Il vento sta cambiando, ma deve essere rossonero

Il vento sta cambiando, ma deve essere rossonero


DIMITRI BANNER 2014Il Milan si rituffa nel Campionato con alcune certezze e tanti dubbi, cominciando così anche sul campo un mese che sta per segnare definitivamente la storia della società rossonera. Domani ci si rituffa nell’atmosfera della Serie A con l’Udinese, squadra spesso indigesta negli ultimi anni, che farà visita ad un Diavolo abbastanza incerottato a San Siro. Il match contro i friulani potrebbe darci un’ulteriore conferma di come l’atteggiamento in campo della squadra stia davvero cambiando, alla ricerca del bel gioco e di una volontà di fare sempre la partita, sotto il segno di Vincenzo Montella. C’è da seguire una strada già intrapresa, intravista nelle prime due uscite ufficiali, ma molto dura da concretizzare e che avrà, purtroppo, bisogno di tante cadute per maturare.

Parallelamente al Milan che sta scendendo in campo, cercando disperatamente di conquistare almeno un posto in Europa League, però, si sta formando un altro Diavolo che, al termine del periodo di transizione, prenderà il posto di questo Milan transitorio ancora guidato da Galliani.

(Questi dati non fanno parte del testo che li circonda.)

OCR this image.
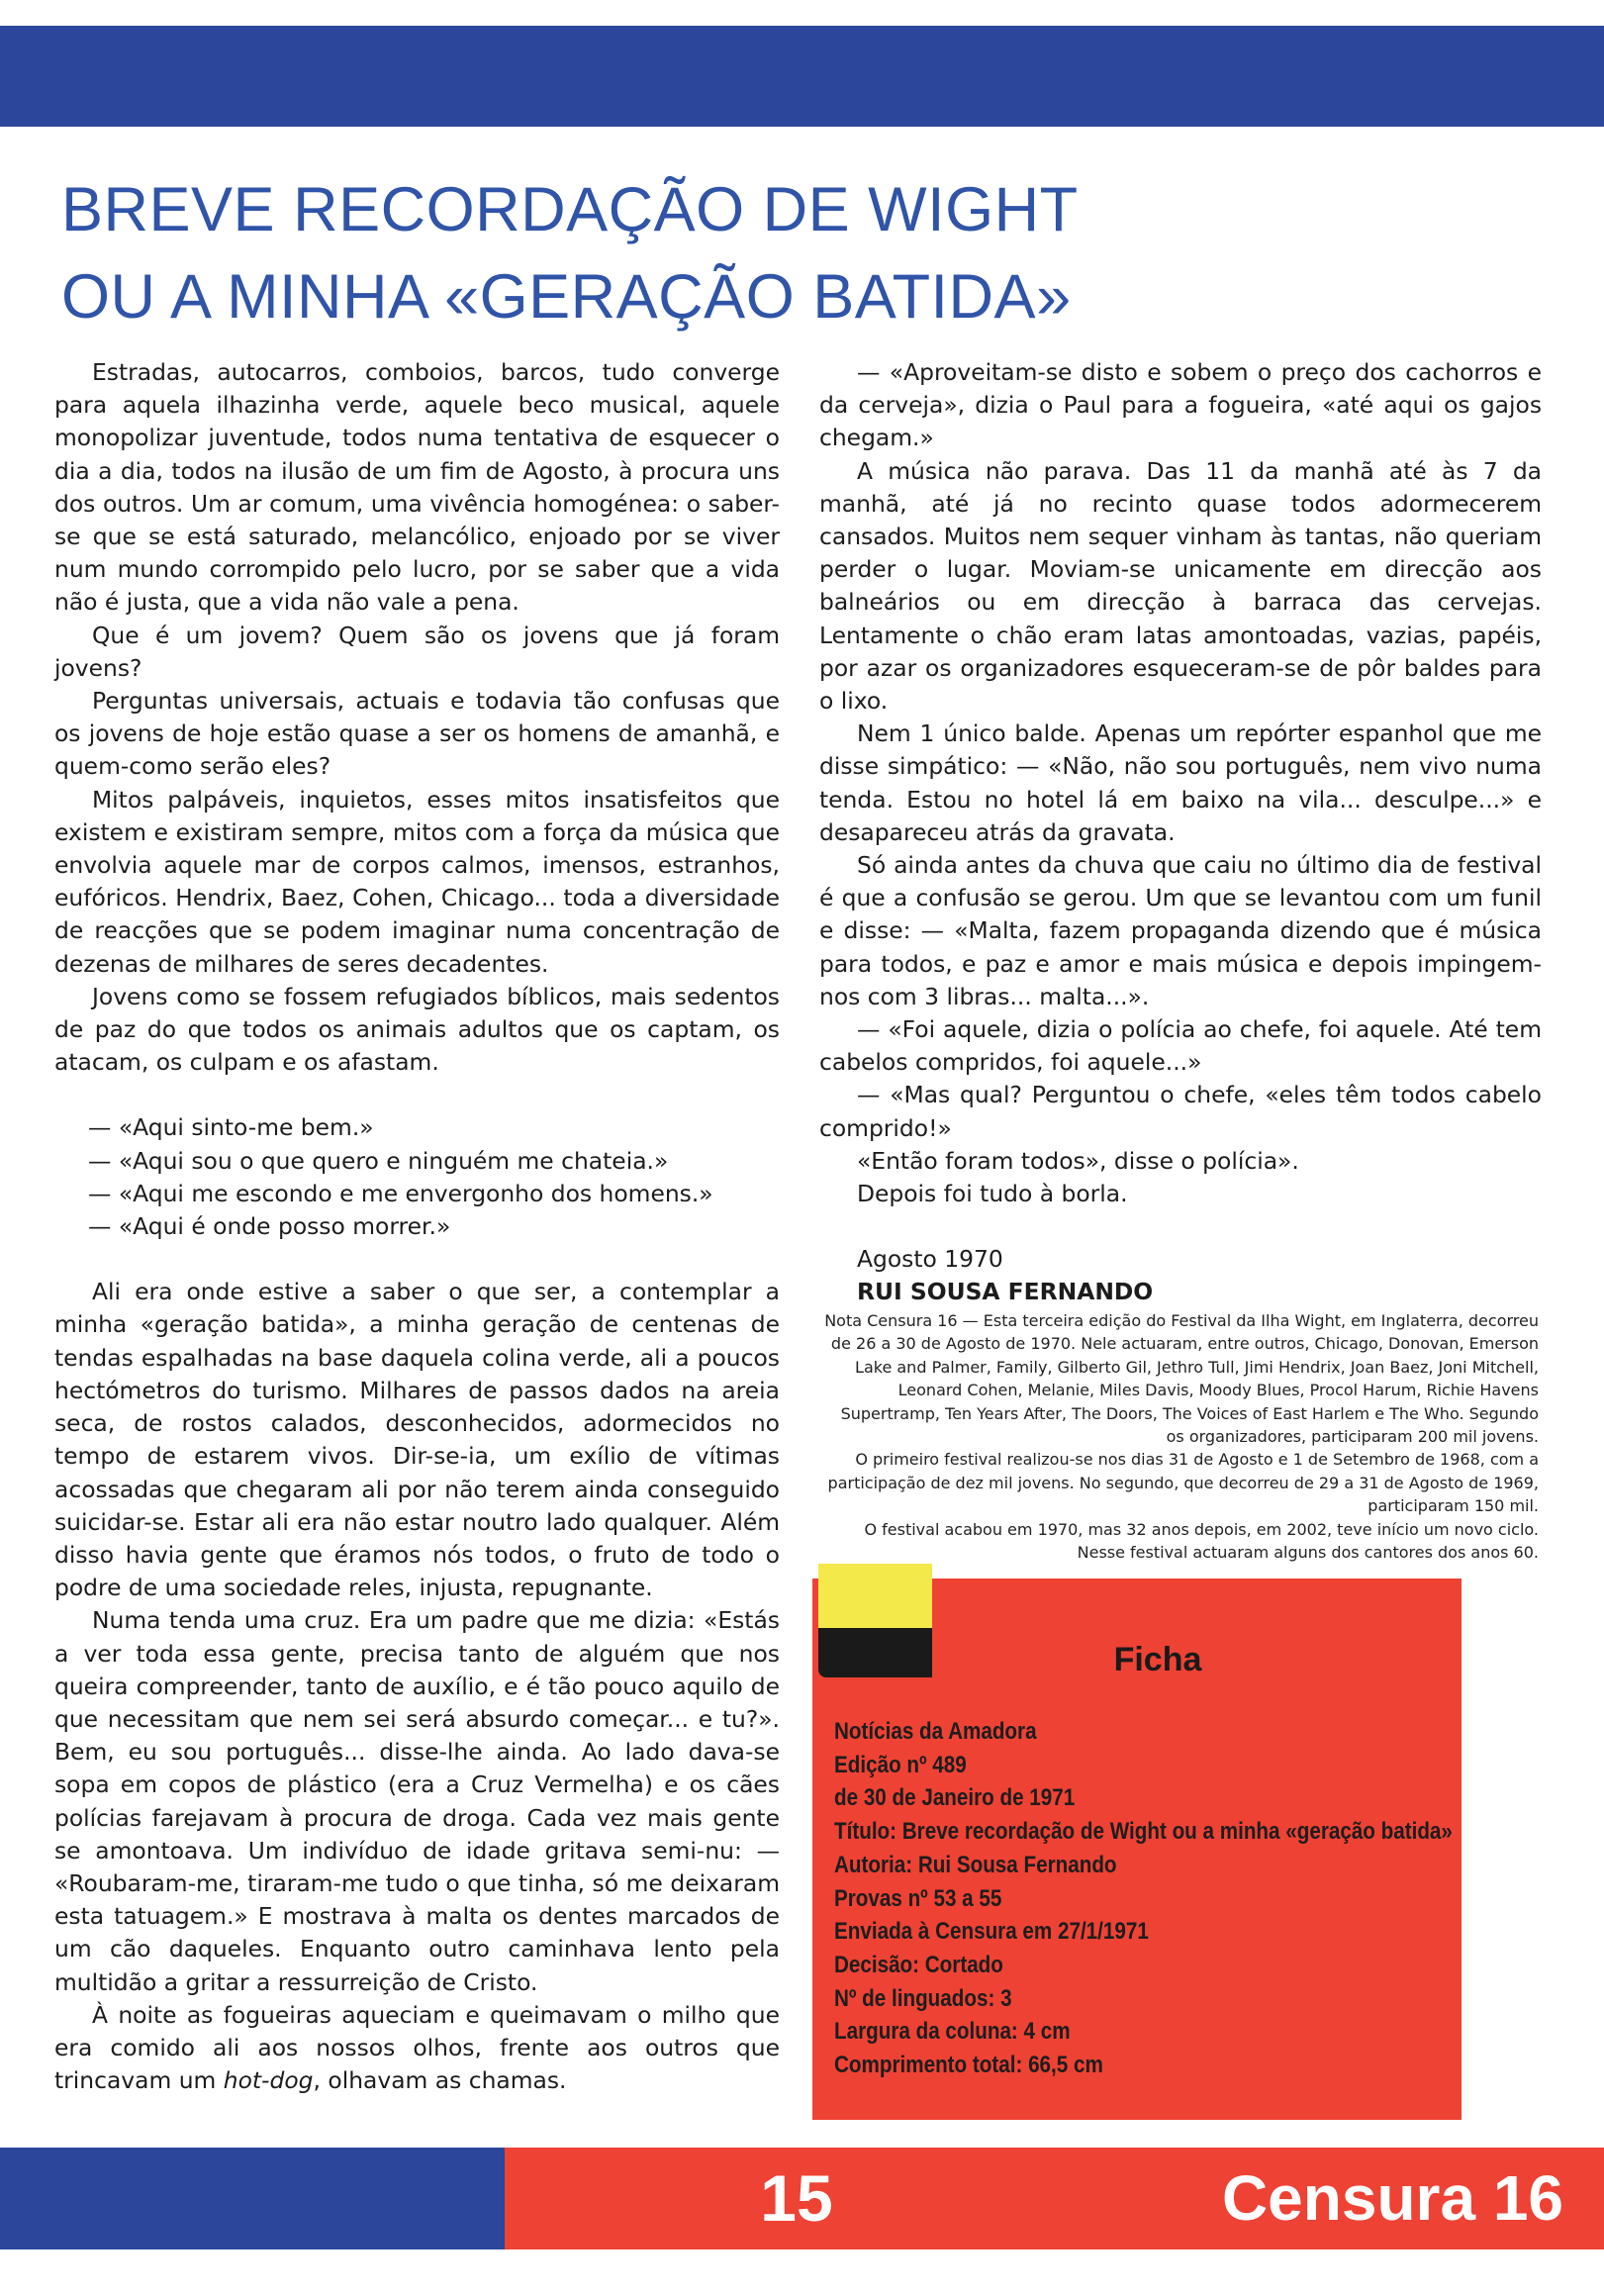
BREVE RECORDAÇÃO DE WIGHT
OU A MINHA «GERAÇÃO BATIDA»

Estradas, autocarros, comboios, barcos, tudo converge para aquela ilhazinha verde, aquele beco musical, aquele monopolizar juventude, todos numa tentativa de esquecer o dia a dia, todos na ilusão de um fim de Agosto, à procura uns dos outros. Um ar comum, uma vivência homogénea: o saber-se que se está saturado, melancólico, enjoado por se viver num mundo corrompido pelo lucro, por se saber que a vida não é justa, que a vida não vale a pena.

Que é um jovem? Quem são os jovens que já foram jovens?

Perguntas universais, actuais e todavia tão confusas que os jovens de hoje estão quase a ser os homens de amanhã, e quem-como serão eles?

Mitos palpáveis, inquietos, esses mitos insatisfeitos que existem e existiram sempre, mitos com a força da música que envolvia aquele mar de corpos calmos, imensos, estranhos, eufóricos. Hendrix, Baez, Cohen, Chicago... toda a diversidade de reacções que se podem imaginar numa concentração de dezenas de milhares de seres decadentes.

Jovens como se fossem refugiados bíblicos, mais sedentos de paz do que todos os animais adultos que os captam, os atacam, os culpam e os afastam.

— «Aqui sinto-me bem.»

— «Aqui sou o que quero e ninguém me chateia.»

— «Aqui me escondo e me envergonho dos homens.»

— «Aqui é onde posso morrer.»

Ali era onde estive a saber o que ser, a contemplar a minha «geração batida», a minha geração de centenas de tendas espalhadas na base daquela colina verde, ali a poucos hectómetros do turismo. Milhares de passos dados na areia seca, de rostos calados, desconhecidos, adormecidos no tempo de estarem vivos. Dir-se-ia, um exílio de vítimas acossadas que chegaram ali por não terem ainda conseguido suicidar-se. Estar ali era não estar noutro lado qualquer. Além disso havia gente que éramos nós todos, o fruto de todo o podre de uma sociedade reles, injusta, repugnante.

Numa tenda uma cruz. Era um padre que me dizia: «Estás a ver toda essa gente, precisa tanto de alguém que nos queira compreender, tanto de auxílio, e é tão pouco aquilo de que necessitam que nem sei será absurdo começar... e tu?». Bem, eu sou português... disse-lhe ainda. Ao lado dava-se sopa em copos de plástico (era a Cruz Vermelha) e os cães polícias farejavam à procura de droga. Cada vez mais gente se amontoava. Um indivíduo de idade gritava semi-nu: — «Roubaram-me, tiraram-me tudo o que tinha, só me deixaram esta tatuagem.» E mostrava à malta os dentes marcados de um cão daqueles. Enquanto outro caminhava lento pela multidão a gritar a ressurreição de Cristo.

À noite as fogueiras aqueciam e queimavam o milho que era comido ali aos nossos olhos, frente aos outros que trincavam um hot-dog, olhavam as chamas.

— «Aproveitam-se disto e sobem o preço dos cachorros e da cerveja», dizia o Paul para a fogueira, «até aqui os gajos chegam.»

A música não parava. Das 11 da manhã até às 7 da manhã, até já no recinto quase todos adormecerem cansados. Muitos nem sequer vinham às tantas, não queriam perder o lugar. Moviam-se unicamente em direcção aos balneários ou em direcção à barraca das cervejas. Lentamente o chão eram latas amontoadas, vazias, papéis, por azar os organizadores esqueceram-se de pôr baldes para o lixo.

Nem 1 único balde. Apenas um repórter espanhol que me disse simpático: — «Não, não sou português, nem vivo numa tenda. Estou no hotel lá em baixo na vila... desculpe...» e desapareceu atrás da gravata.

Só ainda antes da chuva que caiu no último dia de festival é que a confusão se gerou. Um que se levantou com um funil e disse: — «Malta, fazem propaganda dizendo que é música para todos, e paz e amor e mais música e depois impingem-nos com 3 libras... malta...».

— «Foi aquele, dizia o polícia ao chefe, foi aquele. Até tem cabelos compridos, foi aquele...»

— «Mas qual? Perguntou o chefe, «eles têm todos cabelo comprido!»

«Então foram todos», disse o polícia».

Depois foi tudo à borla.

Agosto 1970

RUI SOUSA FERNANDO

Nota Censura 16 — Esta terceira edição do Festival da Ilha Wight, em Inglaterra, decorreu de 26 a 30 de Agosto de 1970. Nele actuaram, entre outros, Chicago, Donovan, Emerson Lake and Palmer, Family, Gilberto Gil, Jethro Tull, Jimi Hendrix, Joan Baez, Joni Mitchell, Leonard Cohen, Melanie, Miles Davis, Moody Blues, Procol Harum, Richie Havens Supertramp, Ten Years After, The Doors, The Voices of East Harlem e The Who. Segundo os organizadores, participaram 200 mil jovens.

O primeiro festival realizou-se nos dias 31 de Agosto e 1 de Setembro de 1968, com a participação de dez mil jovens. No segundo, que decorreu de 29 a 31 de Agosto de 1969, participaram 150 mil.

O festival acabou em 1970, mas 32 anos depois, em 2002, teve início um novo ciclo. Nesse festival actuaram alguns dos cantores dos anos 60.

Ficha
Notícias da Amadora
Edição nº 489
de 30 de Janeiro de 1971
Título: Breve recordação de Wight ou a minha «geração batida»
Autoria: Rui Sousa Fernando
Provas nº 53 a 55
Enviada à Censura em 27/1/1971
Decisão: Cortado
Nº de linguados: 3
Largura da coluna: 4 cm
Comprimento total: 66,5 cm
15	Censura 16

L’Ad e Dg in pectore Marco Fassone sta costruendo passo dopo passo il nuovo Milan. Gandini, storico dirigente dei rossoneri (da circa 23 anni) se n’è andato ed ha trovato nuova collocazione a Roma, mentre ormai impazza il toto Direttore Sportivo. Pradè, Bigon, Sogliano, Sabatini, Paratici, Mirabelli sono i nomi più gettonati. Quale sarà il futuro di Galliani e Rocco Maiorino? In società, come si dice da mesi, intanto è destinato ad arrivare una vecchia bandiera che possa essere il collante tra società e giocatori, con un ruolo più politico che operativo.

I nomi che si fanno sono quelli di Maldini, Costacurta ed Albertini. Quest’ultimo sembra essere il nome più verosimile e papabile, mentre per lo storico capitano si profila solo un nome impresso nella memoria, in quanto ha già confermato che il Milan sarà sempre un bellissimo ricordo e parte della famiglia. Tali affermazioni suonano purtroppo come un addio. Albertini è un profilo giusto, ma privarsi di Capitan Maldini è veramente dura. Le conferme arriveranno dopo il closing ovviamente, ma alcune buone prospettive esistono già. Di certo al Milan per il futuro serve soprattutto ritrovare uno spirito, un’appartenenza, un Dna da Milan, cosa che purtroppo è andata via via sbiadendosi sempre di più negli ultimi anni.

Il Milan deve tornare ad essere prima di tutto una questione di cuore, di gente che sappia di doversi meritare di far parte di una grande famiglia, gente orgogliosa di indossare quella maglia che per decenni ha significato il meglio che potesse esserci in circolazione. Questo senso di appartenenza, questo senso di Milan così forte può però essere descritto ed insegnato solo da chi lo ha vissuto, ne è stato simbolo e portatore in Italia, in Europa e nel Mondo. Per questo sarebbe fondamentale l’ingresso in società di una, ma meglio ancora due, figura che possa svolgere questo compito appunto da collante tra nuova società e dirigenza e calciatori, per far tornare ad essere il Diavolo un esempio per tutti.